SS-31, also known as elamipretide, is a synthetic mitochondria-targeted tetrapeptide that selectively binds cardiolipin on the inner mitochondrial membrane. It is the first in its class of cardiolipin-directed therapeutics, and in 2025 it received accelerated FDA approval for Barth syndrome in patients above 30 kilograms of body weight. All other uses are off-label.

The molecule carries a net charge of plus three at physiologic pH. Its alternating cationic and aromatic residues make it cell permeable, water soluble, and resistant to peptidase degradation, which helps it reach the cytoplasm and concentrate in the mitochondria. It accumulates several hundred-fold at the inner membrane and does not enter the matrix.

How it works

By binding cardiolipin, SS-31 stabilizes cristae membrane integrity and inhibits cytochrome C peroxidase activity, which limits cardiolipin peroxidation under oxidative stress. It optimizes electron transport across complexes I through IV by stabilizing supercomplex assemblies, with a noted effect on complex IV. It interacts with the adenine nucleotide translocator (ANT) and ATP synthase, improving ADP sensitivity in aged mitochondria and supporting ATP and NAD production.

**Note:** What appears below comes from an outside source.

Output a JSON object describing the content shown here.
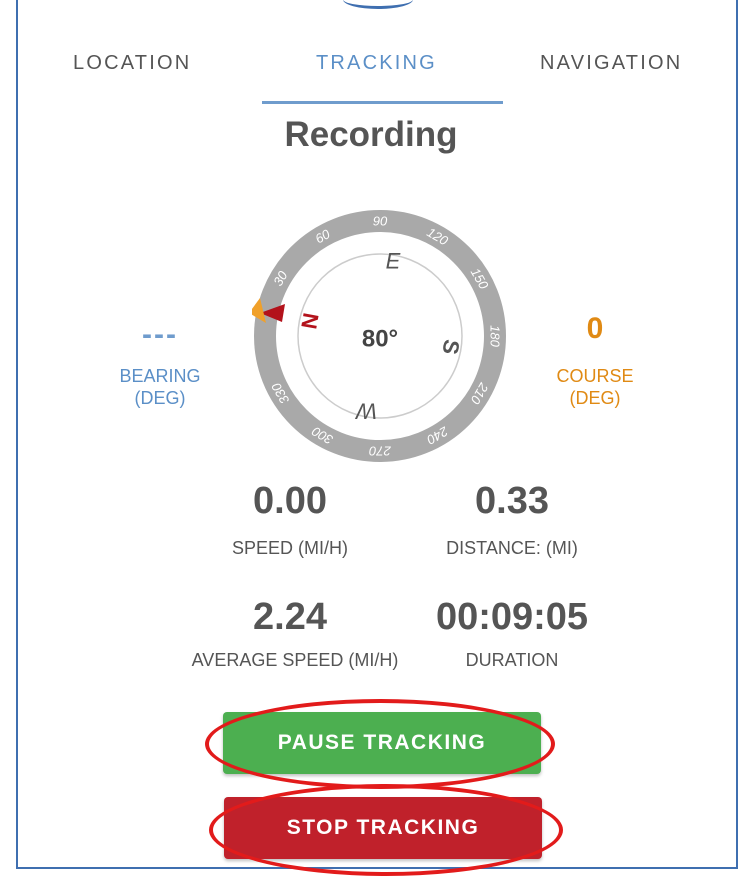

Reduced electron leak lowers reactive oxygen species at the source. SS-31 has been described as activating the NRF2 antioxidant response and inhibiting NF-kB, the master inflammatory transcription pathway. Notably, it acts selectively on dysfunctional mitochondria, with no significant effect on healthy mitochondria. The mechanism appears to involve functional remodeling of cardiolipin rather than a change in its absolute amount.

Clinical evidence

In the TAZPOWER Barth syndrome trial, the placebo-controlled phase showed no significant change in primary endpoints at 12 weeks, while the open-label extension over 168 weeks showed improved stroke volume, knee extensor strength, and six-minute walk distance. Heart-failure trials in reduced ejection fraction did not meet primary endpoints, though evaluation continues. A single subcutaneous dose in older adults rapidly and reversibly raised mitochondrial capacity in aging muscle. Preclinical work spans cardiac, renal, and neuroprotection models.

Clinical application

SS-31 is given subcutaneously, commonly on a twice-weekly or three-times-weekly schedule, with dosing described in the 25 to 50 milligram range. Adverse effects are mostly mild and centered on injection-site reactions and pruritus, with no serious adverse events noted in reviewed data. Because it is renally excreted, baseline and ongoing renal function should be followed. Monitoring may include lactate-to-pyruvate and beta-hydroxybutyrate-to-acetoacetate ratios, fatigue indexes, functional strength, and cardiac parameters over time.

Key clinical points

• First-in-class, FDA-approved mitochondria-targeted peptide; approved for Barth syndrome, all other uses off-label.
• Binds cardiolipin to stabilize cristae and supercomplexes, acting selectively on dysfunctional mitochondria.
• Works by functional remodeling of cardiolipin rather than increasing its quantity.
• Cardiac effects build gradually over weeks to months, with durable residual effects beyond the drug half-life.
• Subcutaneous dosing with renal monitoring; track functional and metabolic biomarkers to gauge response.